Looking at top for the previous openssl run:
PID USER PR NI VIRT RES SHR S %CPU %MEM TIME+ COMMAND P
8180 libvirt+ 20 0 33.269g 1.649g 1.565g S 279.9 0.9 18:57.81 qemu-system-x86 75
8374 root 20 0 0 0 0 R 99.4 0.0 2:57.97 vhost-8180 89
1684 dahern 20 0 17112 4400 3892 R 73.6 0.0 0:09.91 openssl 5
38 root 20 0 0 0 0 R 26.2 0.0 0:31.86 ksoftirqd/5 5
one would think openssl is using ~73% of cpu 5 with ksoftirqd taking the rest but in reality so many packets are getting processed in the context of openssl that it is only effectively getting 18-21% time on the cpu to make progress on its workload.
If I drop the network load to just 1 stream, openssl appears to be running at 99% CPU:
PID USER PR NI VIRT RES SHR S %CPU %MEM TIME+ COMMAND P
8180 libvirt+ 20 0 33.269g 1.722g 1.637g S 325.1 0.9 166:38.12 qemu-system-x86 29
44218 dahern 20 0 17112 4488 3996 R 99.2 0.0 0:28.55 openssl 5
8374 root 20 0 0 0 0 R 64.7 0.0 60:40.50 vhost-8180 55
38 root 20 0 0 0 0 S 1.0 0.0 4:51.98 ksoftirqd/5 5
but openssl reports ~4 seconds of userspace time:
Doing aes-256 cbc for 10s on 16 size blocks: 26596388 aes-256 cbc's in 4.01s
Doing aes-256 cbc for 10s on 64 size blocks: 7137481 aes-256 cbc's in 4.14s
Doing aes-256 cbc for 10s on 256 size blocks: 1844565 aes-256 cbc's in 4.31s
Doing aes-256 cbc for 10s on 1024 size blocks: 472687 aes-256 cbc's in 4.28s
Doing aes-256 cbc for 10s on 8192 size blocks: 59001 aes-256 cbc's in 4.46s
Doing aes-256 cbc for 10s on 16384 size blocks: 28569 aes-256 cbc's in 4.16s
Again, monitoring tools show a lot of CPU access, but reality is much different with 55-80% of the CPU spent processing packets.
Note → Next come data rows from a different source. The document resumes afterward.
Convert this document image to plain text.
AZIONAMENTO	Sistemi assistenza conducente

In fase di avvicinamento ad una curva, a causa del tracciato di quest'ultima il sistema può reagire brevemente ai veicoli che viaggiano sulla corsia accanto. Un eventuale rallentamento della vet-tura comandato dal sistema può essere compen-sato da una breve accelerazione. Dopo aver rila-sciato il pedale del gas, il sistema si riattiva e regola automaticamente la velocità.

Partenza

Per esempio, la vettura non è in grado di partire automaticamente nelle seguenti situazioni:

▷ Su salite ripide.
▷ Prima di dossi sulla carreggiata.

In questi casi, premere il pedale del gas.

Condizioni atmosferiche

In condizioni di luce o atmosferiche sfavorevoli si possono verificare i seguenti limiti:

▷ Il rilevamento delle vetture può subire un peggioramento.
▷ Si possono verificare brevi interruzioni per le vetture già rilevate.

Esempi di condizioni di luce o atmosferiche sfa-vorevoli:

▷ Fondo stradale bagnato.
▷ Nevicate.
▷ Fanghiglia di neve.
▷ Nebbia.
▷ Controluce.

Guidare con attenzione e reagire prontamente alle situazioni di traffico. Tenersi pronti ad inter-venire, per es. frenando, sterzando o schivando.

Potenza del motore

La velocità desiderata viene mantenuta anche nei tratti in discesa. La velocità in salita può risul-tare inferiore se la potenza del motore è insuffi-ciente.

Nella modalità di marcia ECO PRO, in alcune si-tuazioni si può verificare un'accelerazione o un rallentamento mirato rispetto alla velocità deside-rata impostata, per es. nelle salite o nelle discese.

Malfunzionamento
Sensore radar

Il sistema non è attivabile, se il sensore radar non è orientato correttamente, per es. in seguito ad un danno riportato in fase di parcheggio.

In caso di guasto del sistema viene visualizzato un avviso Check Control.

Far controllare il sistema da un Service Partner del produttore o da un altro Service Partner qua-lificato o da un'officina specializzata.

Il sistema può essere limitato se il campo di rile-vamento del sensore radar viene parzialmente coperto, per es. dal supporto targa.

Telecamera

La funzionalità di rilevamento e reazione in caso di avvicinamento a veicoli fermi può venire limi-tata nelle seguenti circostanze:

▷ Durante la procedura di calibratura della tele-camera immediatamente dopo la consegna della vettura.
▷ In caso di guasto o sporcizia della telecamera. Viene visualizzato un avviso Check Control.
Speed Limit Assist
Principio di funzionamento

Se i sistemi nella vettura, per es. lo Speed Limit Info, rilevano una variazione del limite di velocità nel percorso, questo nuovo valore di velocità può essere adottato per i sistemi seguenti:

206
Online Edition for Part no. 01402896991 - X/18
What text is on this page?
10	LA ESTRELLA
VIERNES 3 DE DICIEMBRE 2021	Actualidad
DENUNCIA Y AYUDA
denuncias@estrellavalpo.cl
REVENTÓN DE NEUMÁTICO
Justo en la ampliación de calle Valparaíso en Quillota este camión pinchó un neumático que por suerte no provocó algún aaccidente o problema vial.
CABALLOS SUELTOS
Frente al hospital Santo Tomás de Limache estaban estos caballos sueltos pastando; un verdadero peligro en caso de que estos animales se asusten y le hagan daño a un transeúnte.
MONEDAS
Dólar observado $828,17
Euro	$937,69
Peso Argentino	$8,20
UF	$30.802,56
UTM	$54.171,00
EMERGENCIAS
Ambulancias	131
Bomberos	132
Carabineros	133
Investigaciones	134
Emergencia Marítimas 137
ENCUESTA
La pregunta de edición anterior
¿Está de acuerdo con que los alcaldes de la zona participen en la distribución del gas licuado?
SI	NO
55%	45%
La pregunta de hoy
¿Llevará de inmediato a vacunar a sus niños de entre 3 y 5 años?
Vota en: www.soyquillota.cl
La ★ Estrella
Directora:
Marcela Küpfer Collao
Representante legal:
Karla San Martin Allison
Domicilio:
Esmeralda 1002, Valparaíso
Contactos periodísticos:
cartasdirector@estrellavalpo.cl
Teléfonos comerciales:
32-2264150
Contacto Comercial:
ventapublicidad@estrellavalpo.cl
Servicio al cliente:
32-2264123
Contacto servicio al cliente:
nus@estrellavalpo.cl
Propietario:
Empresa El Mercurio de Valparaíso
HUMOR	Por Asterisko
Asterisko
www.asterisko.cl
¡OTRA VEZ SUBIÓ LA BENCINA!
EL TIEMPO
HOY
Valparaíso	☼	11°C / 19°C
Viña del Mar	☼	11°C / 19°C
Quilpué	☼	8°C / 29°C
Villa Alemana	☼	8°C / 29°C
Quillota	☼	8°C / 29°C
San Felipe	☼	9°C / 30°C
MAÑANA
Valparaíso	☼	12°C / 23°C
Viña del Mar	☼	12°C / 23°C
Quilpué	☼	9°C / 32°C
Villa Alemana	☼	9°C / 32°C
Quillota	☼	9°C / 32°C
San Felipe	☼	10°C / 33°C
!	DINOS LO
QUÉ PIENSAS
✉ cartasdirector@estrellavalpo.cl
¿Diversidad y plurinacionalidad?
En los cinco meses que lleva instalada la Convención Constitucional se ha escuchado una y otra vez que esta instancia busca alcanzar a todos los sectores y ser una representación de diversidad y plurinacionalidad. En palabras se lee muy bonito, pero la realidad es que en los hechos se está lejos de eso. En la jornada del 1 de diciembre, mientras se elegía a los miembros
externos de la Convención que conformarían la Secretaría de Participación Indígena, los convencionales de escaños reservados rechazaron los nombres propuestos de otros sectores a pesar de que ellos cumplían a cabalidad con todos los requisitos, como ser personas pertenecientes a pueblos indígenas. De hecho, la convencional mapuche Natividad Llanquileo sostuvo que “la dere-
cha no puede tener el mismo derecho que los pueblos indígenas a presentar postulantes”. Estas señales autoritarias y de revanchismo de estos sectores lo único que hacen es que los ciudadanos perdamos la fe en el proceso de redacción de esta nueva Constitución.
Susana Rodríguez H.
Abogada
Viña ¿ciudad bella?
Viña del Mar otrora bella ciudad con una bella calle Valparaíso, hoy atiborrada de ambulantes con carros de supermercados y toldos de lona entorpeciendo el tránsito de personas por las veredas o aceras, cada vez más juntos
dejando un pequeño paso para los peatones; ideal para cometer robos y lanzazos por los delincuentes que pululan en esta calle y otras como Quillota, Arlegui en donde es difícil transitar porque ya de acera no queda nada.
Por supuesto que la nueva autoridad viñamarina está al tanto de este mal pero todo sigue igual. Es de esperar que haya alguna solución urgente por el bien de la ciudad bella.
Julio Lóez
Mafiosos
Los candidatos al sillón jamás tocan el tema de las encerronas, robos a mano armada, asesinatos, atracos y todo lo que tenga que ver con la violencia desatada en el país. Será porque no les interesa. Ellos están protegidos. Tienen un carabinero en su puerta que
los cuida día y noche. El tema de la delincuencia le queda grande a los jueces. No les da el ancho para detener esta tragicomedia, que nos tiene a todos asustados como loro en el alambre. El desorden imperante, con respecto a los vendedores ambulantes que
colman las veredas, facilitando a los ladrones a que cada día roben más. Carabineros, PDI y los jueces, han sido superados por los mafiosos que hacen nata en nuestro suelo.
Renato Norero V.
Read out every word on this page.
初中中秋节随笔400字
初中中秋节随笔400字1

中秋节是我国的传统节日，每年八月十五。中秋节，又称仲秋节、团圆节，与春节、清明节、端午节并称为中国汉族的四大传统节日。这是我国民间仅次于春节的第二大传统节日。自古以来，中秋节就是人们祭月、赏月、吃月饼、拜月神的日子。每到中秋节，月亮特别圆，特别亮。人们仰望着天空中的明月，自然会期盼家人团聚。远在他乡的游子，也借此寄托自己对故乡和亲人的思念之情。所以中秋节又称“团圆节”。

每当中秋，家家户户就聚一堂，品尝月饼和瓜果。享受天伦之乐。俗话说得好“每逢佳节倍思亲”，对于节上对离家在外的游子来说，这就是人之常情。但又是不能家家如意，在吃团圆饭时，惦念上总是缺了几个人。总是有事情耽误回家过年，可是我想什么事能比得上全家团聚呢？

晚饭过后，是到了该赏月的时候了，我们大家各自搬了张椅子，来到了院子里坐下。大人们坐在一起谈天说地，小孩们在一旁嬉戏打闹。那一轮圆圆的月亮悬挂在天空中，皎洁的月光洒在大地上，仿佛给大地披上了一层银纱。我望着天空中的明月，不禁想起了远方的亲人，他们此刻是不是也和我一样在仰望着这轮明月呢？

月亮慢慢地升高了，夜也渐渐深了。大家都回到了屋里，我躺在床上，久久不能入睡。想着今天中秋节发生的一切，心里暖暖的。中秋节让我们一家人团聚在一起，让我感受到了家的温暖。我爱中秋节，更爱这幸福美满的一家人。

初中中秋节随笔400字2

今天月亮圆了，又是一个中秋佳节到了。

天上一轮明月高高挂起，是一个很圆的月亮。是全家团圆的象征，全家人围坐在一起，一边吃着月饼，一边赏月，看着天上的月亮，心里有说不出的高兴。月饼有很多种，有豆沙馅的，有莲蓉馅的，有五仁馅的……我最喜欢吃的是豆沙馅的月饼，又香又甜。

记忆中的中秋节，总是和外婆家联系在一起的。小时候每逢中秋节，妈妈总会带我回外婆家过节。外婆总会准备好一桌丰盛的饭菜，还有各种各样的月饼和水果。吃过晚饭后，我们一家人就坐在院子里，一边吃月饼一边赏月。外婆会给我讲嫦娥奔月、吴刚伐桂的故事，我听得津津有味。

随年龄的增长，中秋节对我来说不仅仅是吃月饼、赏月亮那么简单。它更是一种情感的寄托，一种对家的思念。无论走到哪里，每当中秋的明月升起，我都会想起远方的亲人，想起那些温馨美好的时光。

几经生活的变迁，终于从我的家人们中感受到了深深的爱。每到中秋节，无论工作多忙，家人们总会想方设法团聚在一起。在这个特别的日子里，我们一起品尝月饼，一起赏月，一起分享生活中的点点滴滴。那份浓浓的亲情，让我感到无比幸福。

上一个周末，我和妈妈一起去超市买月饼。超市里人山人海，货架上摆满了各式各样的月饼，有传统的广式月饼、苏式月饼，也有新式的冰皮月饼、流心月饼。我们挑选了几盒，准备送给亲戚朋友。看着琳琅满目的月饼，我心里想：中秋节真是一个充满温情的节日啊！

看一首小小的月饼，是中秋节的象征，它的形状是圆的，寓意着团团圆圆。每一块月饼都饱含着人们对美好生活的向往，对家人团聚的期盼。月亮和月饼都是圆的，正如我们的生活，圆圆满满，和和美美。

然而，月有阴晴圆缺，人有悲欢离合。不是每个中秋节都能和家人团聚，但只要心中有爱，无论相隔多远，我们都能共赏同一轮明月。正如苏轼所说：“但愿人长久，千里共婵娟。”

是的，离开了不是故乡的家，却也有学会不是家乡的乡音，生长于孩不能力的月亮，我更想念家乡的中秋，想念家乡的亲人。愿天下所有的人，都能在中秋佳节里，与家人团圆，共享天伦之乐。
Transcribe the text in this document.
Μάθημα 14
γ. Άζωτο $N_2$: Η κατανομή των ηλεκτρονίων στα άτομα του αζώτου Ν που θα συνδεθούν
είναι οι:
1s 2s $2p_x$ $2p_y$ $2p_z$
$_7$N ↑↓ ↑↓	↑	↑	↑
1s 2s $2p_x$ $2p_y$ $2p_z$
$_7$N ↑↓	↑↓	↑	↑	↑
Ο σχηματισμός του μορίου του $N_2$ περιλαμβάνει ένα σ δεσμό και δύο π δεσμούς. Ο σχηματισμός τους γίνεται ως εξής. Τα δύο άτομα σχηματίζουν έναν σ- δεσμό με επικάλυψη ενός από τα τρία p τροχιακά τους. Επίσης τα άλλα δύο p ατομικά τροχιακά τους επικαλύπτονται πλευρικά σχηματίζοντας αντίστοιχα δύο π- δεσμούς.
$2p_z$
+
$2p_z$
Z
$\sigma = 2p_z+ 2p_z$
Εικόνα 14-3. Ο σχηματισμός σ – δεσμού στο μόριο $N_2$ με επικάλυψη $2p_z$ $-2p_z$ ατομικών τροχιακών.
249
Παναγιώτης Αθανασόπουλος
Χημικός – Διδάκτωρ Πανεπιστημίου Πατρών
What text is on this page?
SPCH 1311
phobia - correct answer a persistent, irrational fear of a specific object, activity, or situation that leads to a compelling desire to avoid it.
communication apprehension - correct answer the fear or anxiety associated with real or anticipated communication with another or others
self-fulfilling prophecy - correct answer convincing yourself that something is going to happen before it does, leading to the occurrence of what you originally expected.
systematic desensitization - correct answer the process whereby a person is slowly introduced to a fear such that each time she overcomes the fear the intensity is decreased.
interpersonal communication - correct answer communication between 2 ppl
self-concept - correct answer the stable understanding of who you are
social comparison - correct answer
The throughput numbers look great (22+Gbps for a 25G link), but the impact on processes is huge.
In this example, the process robbed of CPU cycles is a silly benchmark. On a fully populated host the interrupted process can be anything – virtual cpus for a VM, emulator threads for the VM, vhost threads for the VM, or host level system processes with varying degrees of impact on performance of those processes and the system.
Up Next
This post is the basis for a follow up post where I will discuss a comparison of the overhead of “full stack” on a VM host to “XDP”.
[1] Measured using ebpf program on entry and exit. See net_rx_action in https://github.com/dsahern/bpf-progs
[2] Assuming no bugs in the networking stack and driver. I have examined systems where net_rx_action takes well over 20,000 usec to process less than 64 packets due to a combination of bugs in the NIC driver (ARFS path) and OVS (thundering herd wakeup).